ROD DREHER: The Orthodox Trojan Horse.
Conservatives within Orthodoxy can point to the freefall of the Catholics after Vatican II as a warning against naive optimism in allowing for modernization in a world where (to quote Marx) everything that is solid melts into air. They may also look to the Episcopalians, where the jettisoning of tradition and the refashioning of their faith according to the values of secular modernity has coincided with the church’s steady collapse.
But Orthodoxy does not exist in a vacuum. It is a church made of up human beings who live in time, and it should not expect to avoid the controversies shaping the broader culture. In the Orthodox Church in America (OCA), there is awareness of a liberal vs. conservative culture clash between the old-line Orthodox in the Northeast and mid-Atlantic states, where Orthodoxy is historically and numerically stronger, but in decline; and the convert-heavy Orthodoxy in the South and West, which is the only place the OCA is growing. The key issue, as it always is: homosexuality. . . .
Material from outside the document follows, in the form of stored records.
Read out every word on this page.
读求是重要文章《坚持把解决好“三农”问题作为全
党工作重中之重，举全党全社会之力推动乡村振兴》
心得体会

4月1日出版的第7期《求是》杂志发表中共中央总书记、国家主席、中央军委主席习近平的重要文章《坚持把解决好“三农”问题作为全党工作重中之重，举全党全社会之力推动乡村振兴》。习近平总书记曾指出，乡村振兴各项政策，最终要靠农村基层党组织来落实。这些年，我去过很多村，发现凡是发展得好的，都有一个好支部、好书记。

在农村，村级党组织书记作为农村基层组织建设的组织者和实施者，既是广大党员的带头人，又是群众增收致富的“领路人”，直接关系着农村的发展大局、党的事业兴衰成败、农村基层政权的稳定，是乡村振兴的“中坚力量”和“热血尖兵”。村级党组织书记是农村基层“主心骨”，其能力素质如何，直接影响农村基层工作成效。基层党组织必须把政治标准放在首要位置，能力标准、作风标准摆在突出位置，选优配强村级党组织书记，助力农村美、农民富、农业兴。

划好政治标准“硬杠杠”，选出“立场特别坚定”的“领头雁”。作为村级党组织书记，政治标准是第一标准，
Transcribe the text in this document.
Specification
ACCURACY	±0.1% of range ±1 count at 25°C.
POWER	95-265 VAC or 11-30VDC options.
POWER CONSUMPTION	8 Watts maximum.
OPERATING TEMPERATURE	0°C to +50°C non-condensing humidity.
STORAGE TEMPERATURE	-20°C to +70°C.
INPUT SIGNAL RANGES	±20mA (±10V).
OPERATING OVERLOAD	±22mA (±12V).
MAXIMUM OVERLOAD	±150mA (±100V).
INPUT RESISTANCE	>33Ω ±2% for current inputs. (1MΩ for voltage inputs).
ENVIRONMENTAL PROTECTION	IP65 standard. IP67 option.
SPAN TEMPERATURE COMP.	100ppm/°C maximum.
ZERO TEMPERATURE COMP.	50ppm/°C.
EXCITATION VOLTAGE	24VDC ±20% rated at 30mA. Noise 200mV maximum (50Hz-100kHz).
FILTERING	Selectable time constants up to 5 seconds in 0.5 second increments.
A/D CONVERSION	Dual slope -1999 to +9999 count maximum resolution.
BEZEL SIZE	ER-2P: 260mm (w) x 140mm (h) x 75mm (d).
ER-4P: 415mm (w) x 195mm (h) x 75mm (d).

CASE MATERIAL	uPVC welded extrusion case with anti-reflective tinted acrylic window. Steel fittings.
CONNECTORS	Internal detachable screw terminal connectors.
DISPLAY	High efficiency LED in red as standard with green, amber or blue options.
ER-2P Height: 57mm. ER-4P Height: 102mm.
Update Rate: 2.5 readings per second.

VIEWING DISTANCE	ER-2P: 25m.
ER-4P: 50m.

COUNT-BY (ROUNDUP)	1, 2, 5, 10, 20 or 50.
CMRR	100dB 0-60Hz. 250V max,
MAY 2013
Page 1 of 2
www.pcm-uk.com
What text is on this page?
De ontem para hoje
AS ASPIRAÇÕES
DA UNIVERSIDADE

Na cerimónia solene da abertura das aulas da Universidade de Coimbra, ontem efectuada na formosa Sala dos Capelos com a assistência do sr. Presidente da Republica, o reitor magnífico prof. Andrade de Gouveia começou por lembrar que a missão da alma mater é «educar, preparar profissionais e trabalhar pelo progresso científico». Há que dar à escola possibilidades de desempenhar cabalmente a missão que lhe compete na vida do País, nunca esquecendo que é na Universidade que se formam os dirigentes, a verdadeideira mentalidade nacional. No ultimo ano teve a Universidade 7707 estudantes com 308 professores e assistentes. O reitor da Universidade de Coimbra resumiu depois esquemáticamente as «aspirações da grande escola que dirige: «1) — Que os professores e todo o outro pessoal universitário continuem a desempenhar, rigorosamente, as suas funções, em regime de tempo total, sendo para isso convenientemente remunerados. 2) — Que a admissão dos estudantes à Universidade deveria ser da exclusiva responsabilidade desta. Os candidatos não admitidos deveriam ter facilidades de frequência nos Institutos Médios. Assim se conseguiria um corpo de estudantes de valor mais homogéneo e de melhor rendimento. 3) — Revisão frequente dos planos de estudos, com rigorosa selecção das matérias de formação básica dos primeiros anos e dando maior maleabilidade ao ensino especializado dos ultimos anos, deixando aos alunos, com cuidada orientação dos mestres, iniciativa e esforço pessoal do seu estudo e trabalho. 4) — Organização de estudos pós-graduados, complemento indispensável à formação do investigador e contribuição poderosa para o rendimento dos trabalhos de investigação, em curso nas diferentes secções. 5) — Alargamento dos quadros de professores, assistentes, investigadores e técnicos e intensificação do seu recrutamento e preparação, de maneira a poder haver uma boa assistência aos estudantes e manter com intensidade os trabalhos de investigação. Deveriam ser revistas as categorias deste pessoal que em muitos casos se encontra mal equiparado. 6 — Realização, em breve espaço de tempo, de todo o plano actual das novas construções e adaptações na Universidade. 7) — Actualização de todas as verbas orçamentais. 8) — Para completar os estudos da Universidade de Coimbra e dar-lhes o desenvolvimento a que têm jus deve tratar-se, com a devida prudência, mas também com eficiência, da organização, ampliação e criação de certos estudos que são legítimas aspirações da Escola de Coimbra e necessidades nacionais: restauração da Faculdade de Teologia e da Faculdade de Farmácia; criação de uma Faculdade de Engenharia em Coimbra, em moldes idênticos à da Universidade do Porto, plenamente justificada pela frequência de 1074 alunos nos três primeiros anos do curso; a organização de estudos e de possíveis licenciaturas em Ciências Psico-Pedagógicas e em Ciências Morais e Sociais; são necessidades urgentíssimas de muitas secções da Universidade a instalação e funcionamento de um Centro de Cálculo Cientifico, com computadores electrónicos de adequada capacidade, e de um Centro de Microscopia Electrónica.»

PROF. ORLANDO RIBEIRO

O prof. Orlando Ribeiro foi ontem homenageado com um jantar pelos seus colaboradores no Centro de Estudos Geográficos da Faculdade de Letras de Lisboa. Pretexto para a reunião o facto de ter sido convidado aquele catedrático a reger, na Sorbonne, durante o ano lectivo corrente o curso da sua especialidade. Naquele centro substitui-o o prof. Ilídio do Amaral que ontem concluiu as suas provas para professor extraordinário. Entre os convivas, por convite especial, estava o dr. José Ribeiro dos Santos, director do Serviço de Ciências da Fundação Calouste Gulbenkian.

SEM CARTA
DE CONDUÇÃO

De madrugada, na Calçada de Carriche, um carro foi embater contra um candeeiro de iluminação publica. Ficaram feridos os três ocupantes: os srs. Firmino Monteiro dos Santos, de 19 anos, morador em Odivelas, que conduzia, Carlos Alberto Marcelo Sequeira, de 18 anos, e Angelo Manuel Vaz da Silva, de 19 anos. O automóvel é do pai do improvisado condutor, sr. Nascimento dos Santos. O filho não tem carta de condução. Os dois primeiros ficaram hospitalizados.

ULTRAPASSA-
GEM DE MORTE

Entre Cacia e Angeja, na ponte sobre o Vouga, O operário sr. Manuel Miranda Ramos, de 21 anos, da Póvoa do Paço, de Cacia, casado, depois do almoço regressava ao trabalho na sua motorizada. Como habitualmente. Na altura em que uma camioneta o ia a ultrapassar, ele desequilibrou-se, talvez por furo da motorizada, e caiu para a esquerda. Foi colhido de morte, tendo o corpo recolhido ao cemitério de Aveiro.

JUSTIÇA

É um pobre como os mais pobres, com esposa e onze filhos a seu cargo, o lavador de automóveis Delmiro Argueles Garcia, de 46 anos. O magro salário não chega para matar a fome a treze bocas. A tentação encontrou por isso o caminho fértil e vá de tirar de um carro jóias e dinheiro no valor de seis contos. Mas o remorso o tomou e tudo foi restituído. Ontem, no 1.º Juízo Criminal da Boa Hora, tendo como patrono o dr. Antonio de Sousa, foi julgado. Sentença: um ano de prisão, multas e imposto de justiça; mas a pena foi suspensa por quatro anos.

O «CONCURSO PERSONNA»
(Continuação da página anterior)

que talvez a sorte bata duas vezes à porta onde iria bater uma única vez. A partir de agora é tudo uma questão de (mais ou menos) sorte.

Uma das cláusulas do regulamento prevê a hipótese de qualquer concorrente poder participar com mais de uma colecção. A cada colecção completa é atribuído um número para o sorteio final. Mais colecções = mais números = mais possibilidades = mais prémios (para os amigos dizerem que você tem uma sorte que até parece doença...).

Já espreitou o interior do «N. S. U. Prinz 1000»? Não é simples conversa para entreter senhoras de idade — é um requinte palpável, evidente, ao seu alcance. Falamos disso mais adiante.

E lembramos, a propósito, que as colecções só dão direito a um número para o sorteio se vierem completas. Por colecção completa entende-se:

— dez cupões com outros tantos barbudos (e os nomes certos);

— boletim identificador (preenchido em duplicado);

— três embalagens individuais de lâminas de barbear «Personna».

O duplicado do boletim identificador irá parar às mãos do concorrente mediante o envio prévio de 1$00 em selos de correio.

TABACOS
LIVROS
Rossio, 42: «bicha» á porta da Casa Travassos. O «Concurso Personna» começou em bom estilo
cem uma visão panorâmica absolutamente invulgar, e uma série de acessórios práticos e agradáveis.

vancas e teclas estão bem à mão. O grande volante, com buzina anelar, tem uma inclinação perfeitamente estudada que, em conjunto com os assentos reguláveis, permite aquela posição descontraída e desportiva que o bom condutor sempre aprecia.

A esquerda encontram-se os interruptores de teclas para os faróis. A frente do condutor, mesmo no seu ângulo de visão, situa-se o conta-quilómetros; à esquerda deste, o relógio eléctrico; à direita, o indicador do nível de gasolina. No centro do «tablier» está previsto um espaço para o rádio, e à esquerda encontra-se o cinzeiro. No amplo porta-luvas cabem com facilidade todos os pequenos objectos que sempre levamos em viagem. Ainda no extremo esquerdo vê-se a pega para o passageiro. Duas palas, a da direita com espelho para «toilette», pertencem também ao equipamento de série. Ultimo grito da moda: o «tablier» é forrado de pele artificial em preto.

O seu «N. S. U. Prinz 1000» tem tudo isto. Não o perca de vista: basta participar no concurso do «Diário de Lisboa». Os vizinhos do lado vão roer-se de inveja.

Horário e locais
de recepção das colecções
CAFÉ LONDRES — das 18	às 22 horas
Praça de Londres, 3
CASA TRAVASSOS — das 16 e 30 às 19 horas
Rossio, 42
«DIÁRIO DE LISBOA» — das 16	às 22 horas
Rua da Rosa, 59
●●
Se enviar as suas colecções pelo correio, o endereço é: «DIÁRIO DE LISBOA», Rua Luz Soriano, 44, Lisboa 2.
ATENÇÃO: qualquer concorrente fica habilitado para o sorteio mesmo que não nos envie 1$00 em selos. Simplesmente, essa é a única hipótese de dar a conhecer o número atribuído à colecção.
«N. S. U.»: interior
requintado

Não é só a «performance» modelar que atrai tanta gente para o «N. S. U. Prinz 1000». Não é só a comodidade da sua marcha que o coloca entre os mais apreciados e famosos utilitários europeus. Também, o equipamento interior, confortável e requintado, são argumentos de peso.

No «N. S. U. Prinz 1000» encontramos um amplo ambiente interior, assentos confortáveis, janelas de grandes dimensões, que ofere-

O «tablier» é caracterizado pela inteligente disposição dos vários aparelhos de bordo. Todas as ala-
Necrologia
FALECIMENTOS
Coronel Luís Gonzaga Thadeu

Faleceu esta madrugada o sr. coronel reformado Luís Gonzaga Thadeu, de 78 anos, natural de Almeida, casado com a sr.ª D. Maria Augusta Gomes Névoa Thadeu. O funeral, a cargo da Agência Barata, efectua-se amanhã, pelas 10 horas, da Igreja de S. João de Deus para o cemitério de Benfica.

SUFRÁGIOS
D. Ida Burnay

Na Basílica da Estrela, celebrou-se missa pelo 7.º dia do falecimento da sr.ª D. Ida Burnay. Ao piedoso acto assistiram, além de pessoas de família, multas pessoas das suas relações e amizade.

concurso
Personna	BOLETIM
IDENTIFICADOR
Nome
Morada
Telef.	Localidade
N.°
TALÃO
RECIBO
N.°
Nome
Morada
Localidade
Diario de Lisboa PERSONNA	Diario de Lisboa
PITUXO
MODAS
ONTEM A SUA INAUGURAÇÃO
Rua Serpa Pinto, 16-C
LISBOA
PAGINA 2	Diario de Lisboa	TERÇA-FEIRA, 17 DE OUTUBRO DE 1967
The truth that Orthodox Christianity offered a respite from the culture wars ripping apart other American churches is fast becoming non-viable.
If it becomes non-viable, then it was never a truth. On the contrary, it instead is discovered to have been a falsehood all along. Orthodox Christianity seemed to side-step the culture war not because of any peculiar quality it possessed, but because it wasn’t deemed to be important enough to undermine.